À la suite de leur guerre en cours en Ukraine, Mary Lawlor a également exhorté les autorités à abroger « les lois restrictives et discriminatoires », et a réitéré son appel et celui d’autres experts lancés en juillet contre la « fermeture de la société civile » russe.
« Je… continue d’être préoccupé par l’utilisation des dispositions pénales introduites peu après l’invasion de l’Ukraine pour cibler les voix critiques. En vertu de la loi sur les « fausses informations de guerre », 114 personnes ont déjà été poursuivies depuis son adoption le 4 mars 2022″, a-t-elle déclaré dans un communiqué.
Lois contre les défenseurs
Mme Lawlor a ajouté qu’il était « profondément alarmant » que les autorités aient introduit de nouvelles lois punitives visant les défenseurs des droits de l’homme qui ont eu « un effet suffocant sur la société civile ».
Elle a en outre expliqué que le 14 juillet, le Parlement russe a adopté des amendements au code pénal introduisant des peines de prison pouvant aller jusqu’à huit ans pour les personnes reconnues coupables de « coopération confidentielle » avec un État étranger, une organisation internationale ou étrangère.
« La ‘coopération’ n’est censée être punissable que si son but est d’aider à ‘des activités visant sciemment à l’encontre de la sûreté de l’Etat’. Dans la pratique, cependant, rien ne garantit que le travail en faveur des droits humains ne sera pas considéré comme une menace pour la sécurité de l’État », a-t-elle souligné, ajoutant que cette même loi a criminalisé les « appels publics à des activités visant à porter atteinte à la sécurité de l’État ».
Pression sur les organisations étrangères
La Rapporteuse spéciale des Nations Unies s’est également dite préoccupée par l’extension des lois visant les « agents étrangers » et les « organisations indésirables », auxquelles, selon elle, le gouvernement a eu recours pendant des années pour restreindre, stigmatiser et discriminer les défenseurs des droits de l’homme.
Depuis 2015, 65 organisations non gouvernementales étrangères et internationales ont été déclarées « indésirables » et interdites en Russie sans recours à aucune contestation judiciaire.
« Un certain nombre d’entre eux avaient des programmes humanitaires et des droits de l’homme. Les personnes qui continuent à participer à ces organisations, à financer ou à organiser leur activité risquent jusqu’à six ans de prison », a-t-elle noté.

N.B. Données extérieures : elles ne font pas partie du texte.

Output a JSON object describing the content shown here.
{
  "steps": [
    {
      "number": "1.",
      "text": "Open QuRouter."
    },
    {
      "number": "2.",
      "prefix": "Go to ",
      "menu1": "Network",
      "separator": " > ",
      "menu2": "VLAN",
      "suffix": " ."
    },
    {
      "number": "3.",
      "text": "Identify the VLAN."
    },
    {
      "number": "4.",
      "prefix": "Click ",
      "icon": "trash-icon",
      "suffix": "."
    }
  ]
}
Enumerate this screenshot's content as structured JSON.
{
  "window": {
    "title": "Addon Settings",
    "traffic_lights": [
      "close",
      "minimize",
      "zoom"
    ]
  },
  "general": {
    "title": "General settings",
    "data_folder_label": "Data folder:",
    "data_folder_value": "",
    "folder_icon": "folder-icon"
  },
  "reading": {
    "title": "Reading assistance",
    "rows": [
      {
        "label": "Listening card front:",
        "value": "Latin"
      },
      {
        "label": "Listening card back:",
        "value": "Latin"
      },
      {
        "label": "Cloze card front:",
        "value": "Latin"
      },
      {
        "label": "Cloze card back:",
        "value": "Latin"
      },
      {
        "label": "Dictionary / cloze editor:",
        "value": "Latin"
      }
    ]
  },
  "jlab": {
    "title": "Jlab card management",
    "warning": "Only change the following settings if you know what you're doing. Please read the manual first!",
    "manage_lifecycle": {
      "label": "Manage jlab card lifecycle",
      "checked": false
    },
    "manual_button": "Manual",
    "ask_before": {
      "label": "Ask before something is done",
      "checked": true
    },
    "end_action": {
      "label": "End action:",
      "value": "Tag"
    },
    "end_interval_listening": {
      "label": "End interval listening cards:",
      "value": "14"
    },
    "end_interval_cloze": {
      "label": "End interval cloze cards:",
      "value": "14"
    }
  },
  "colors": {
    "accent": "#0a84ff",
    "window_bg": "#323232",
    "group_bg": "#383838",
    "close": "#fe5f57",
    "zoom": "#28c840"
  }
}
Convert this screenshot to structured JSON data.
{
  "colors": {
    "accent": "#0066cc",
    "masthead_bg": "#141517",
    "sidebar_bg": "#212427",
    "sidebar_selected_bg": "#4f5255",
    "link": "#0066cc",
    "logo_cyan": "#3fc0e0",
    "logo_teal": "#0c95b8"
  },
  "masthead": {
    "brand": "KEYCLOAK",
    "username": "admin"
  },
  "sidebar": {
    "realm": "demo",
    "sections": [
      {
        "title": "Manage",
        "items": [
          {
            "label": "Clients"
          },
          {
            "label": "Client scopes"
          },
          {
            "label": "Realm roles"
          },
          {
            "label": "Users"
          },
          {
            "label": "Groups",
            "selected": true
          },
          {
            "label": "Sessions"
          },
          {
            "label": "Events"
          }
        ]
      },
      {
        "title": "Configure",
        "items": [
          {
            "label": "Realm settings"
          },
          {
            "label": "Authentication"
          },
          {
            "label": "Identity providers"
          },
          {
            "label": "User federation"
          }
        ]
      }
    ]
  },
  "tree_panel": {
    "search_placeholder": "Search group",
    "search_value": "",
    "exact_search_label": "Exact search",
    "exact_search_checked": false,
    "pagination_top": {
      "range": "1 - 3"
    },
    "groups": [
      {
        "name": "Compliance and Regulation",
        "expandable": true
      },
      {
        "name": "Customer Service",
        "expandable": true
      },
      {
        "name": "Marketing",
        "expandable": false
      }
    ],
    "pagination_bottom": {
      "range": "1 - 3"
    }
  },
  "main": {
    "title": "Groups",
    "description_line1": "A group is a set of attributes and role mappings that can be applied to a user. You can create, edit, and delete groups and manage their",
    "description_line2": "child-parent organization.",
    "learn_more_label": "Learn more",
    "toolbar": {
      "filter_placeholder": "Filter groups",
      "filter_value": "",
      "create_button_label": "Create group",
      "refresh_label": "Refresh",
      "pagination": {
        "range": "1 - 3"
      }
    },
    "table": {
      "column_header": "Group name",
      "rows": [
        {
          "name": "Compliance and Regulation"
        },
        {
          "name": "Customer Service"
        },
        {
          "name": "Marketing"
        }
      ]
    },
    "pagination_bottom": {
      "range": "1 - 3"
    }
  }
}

Mme Lawlor a ajouté que 276 personnes, dont beaucoup protègent et promeuvent les droits de l’homme, sont actuellement inscrites sur divers registres d' »agents étrangers » restreignant leurs activités, et une nouvelle loi connexe entrant en vigueur le 1er décembre permettra aux autorités d’étendre la réglementation.
« Des défenseurs des droits humains russes m’ont raconté à quel point cette étiquette stigmatisante fait fuir certains partenaires et même les personnes dont ils défendent les droits. De nouvelles dispositions vagues et larges de la loi marginalisent davantage la communauté des droits de l’homme, ce qui est totalement inacceptable », a-t-elle averti.
« Faire taire les voix »
L’expert indépendant a noté « avec regret » que le gouvernement russe « poursuit ses efforts à grande échelle pour faire taire les voix critiques et démanteler la société civile ».
Elle a fait référence aux 16 400 détentions effectuées en lien avec les manifestations anti-guerre, les restrictions imposées à Twitter, Facebook et Instagram, et les 138 000 sites Web bloqués depuis l’invasion de l’Ukraine.
« Le travail de la plupart des médias indépendants continue d’être suspendu ou arrêté », a-t-elle souligné, citant comme exemple le retrait de la licence d’impression de Novaya Gazeta, lauréate du prix Nobel de la paix et l’un des plus anciens médias russes qui couvre les droits de l’homme. questions, ainsi que d’autres travaux d’enquête.
Mme Lawlor a exhorté la communauté internationale à soutenir les défenseurs des droits humains en Russie et en exil.
« Le gouvernement russe détruit jour après jour la société civile et si le monde ne prête pas main forte aux défenseurs russes des droits humains maintenant, il en subira les conséquences pour les décennies à venir », a-t-elle conclu.
Les rapporteurs spéciaux des Nations Unies sont nommés par le Conseil des droits de l’homme des Nations Unies, qui est basé à Genève, pour faire rapport sur des situations spécifiques à des pays ou des questions thématiques.
Ces experts indépendants agissent à titre individuel et ne font pas partie du personnel de l’ONU et ne sont pas non plus rémunérés pour leur travail.